The Jurassic Coast is a Natural World Heritage Site and there is enough cultural richness here to satisfy even the most discerning culture vulture.
Mining and Stone-Working
Let’s start with the area’s rich history of mining and stone-working, geological industries that have been woven into the fabric of the coast and its towns, villages and people across centuries.
Visits to Beer Quarry Caves, Portland Museum and Winspit Quarry all offer fascinating insights into this hard and gruelling activity that defined much of the working life of the Jurassic Coast, and can still be seen in action to this day.
Professional Fossil Collecting
Paired with the coast’s centuries-long history of stone-working is its history of professional fossil collecting, which we’ve collected under the banner of Fossil Conservation.
These palaeo heroes, whose lineage runs from Mary Anning and William Buckland to Steve Etches and Lizzie Hingley, have contributed towards the Jurassic Coast being world-renowned as the birthplace of palaeontology. This ongoing work to rescue, conserve and prepare fossils before the sea claims them forever is represented across the coast through our cohort of outstanding Museums and Visitor Centres.
A Literary Haven
The Jurassic Coast has also served as a literary haven across the years, with renowned authors including Thomas Hardy, Jane Austen, John Fowles and Enid Blyton all finding their voice here at one point or another.

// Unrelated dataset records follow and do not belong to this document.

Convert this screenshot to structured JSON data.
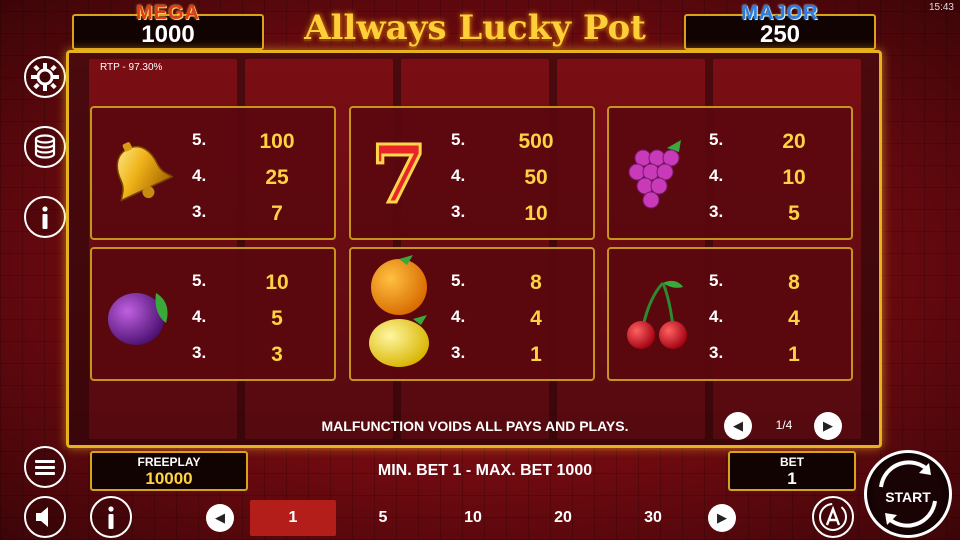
{
  "status": {
    "clock": "15:43"
  },
  "jackpots": {
    "mega": {
      "label": "MEGA",
      "value": "1000"
    },
    "major": {
      "label": "MAJOR",
      "value": "250"
    }
  },
  "title": "Allways Lucky Pot",
  "rtp": "RTP - 97.30%",
  "paytable": [
    {
      "symbol": "bell-icon",
      "rows": [
        {
          "count": "5.",
          "pay": "100"
        },
        {
          "count": "4.",
          "pay": "25"
        },
        {
          "count": "3.",
          "pay": "7"
        }
      ]
    },
    {
      "symbol": "seven-icon",
      "rows": [
        {
          "count": "5.",
          "pay": "500"
        },
        {
          "count": "4.",
          "pay": "50"
        },
        {
          "count": "3.",
          "pay": "10"
        }
      ]
    },
    {
      "symbol": "grapes-icon",
      "rows": [
        {
          "count": "5.",
          "pay": "20"
        },
        {
          "count": "4.",
          "pay": "10"
        },
        {
          "count": "3.",
          "pay": "5"
        }
      ]
    },
    {
      "symbol": "plum-icon",
      "rows": [
        {
          "count": "5.",
          "pay": "10"
        },
        {
          "count": "4.",
          "pay": "5"
        },
        {
          "count": "3.",
          "pay": "3"
        }
      ]
    },
    {
      "symbol": "orange-lemon-icon",
      "rows": [
        {
          "count": "5.",
          "pay": "8"
        },
        {
          "count": "4.",
          "pay": "4"
        },
        {
          "count": "3.",
          "pay": "1"
        }
      ]
    },
    {
      "symbol": "cherry-icon",
      "rows": [
        {
          "count": "5.",
          "pay": "8"
        },
        {
          "count": "4.",
          "pay": "4"
        },
        {
          "count": "3.",
          "pay": "1"
        }
      ]
    }
  ],
  "seven_glyph": "7",
  "malfunction": "MALFUNCTION VOIDS ALL PAYS AND PLAYS.",
  "pagination": {
    "label": "1/4",
    "prev_glyph": "◀",
    "next_glyph": "▶"
  },
  "freeplay": {
    "label": "FREEPLAY",
    "value": "10000"
  },
  "bet_limits": "MIN. BET 1 - MAX. BET 1000",
  "bet": {
    "label": "BET",
    "value": "1"
  },
  "bet_options": [
    "1",
    "5",
    "10",
    "20",
    "30"
  ],
  "bet_nav": {
    "prev_glyph": "◀",
    "next_glyph": "▶"
  },
  "start_label": "START",
  "icons": {
    "side": [
      "gear-icon",
      "coins-stack-icon",
      "info-icon",
      "menu-icon"
    ],
    "bottom": [
      "speaker-icon",
      "info-icon",
      "autoplay-icon"
    ]
  },
  "colors": {
    "gold": "#d9a21b",
    "pay_value": "#ffd341",
    "panel": "#5a080e",
    "selected_bet": "#b31e1b"
  }
}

Visit the 800 year-old Cobb in Lyme Regis (setting of Fowles’ The French Lieutenant’s Woman) or one of Hardy’s frost-bitten Wessex landscapes and you’ll see why the coast has always served as an inspiration for the written word. Today, popular annual events such as Bridport Literary Festival and Budleigh Salterton Literature Festival keep the tradition alive.
Human History
In addition to its Mesozoic delights, the Jurassic Coast plays host to remarkable remnants of human history from across the ages. From the Iron Age hillfort of Woodbury Castle in East Devon to Dorchester’s Maumbury Rings – a Neolithic henge - to the spectacular, postcard-ready Corfe Castle, there’s something to satisfy the appetite of any history buff no matter their specialism.
Turning to the 20th century, a visit to Tyneham in Purbeck, The Tank Museum in Bovington or one of the coast’s WWII sites (such as Fort Henry near Swanage) shows there is no shortage of significant recent history on offer here either.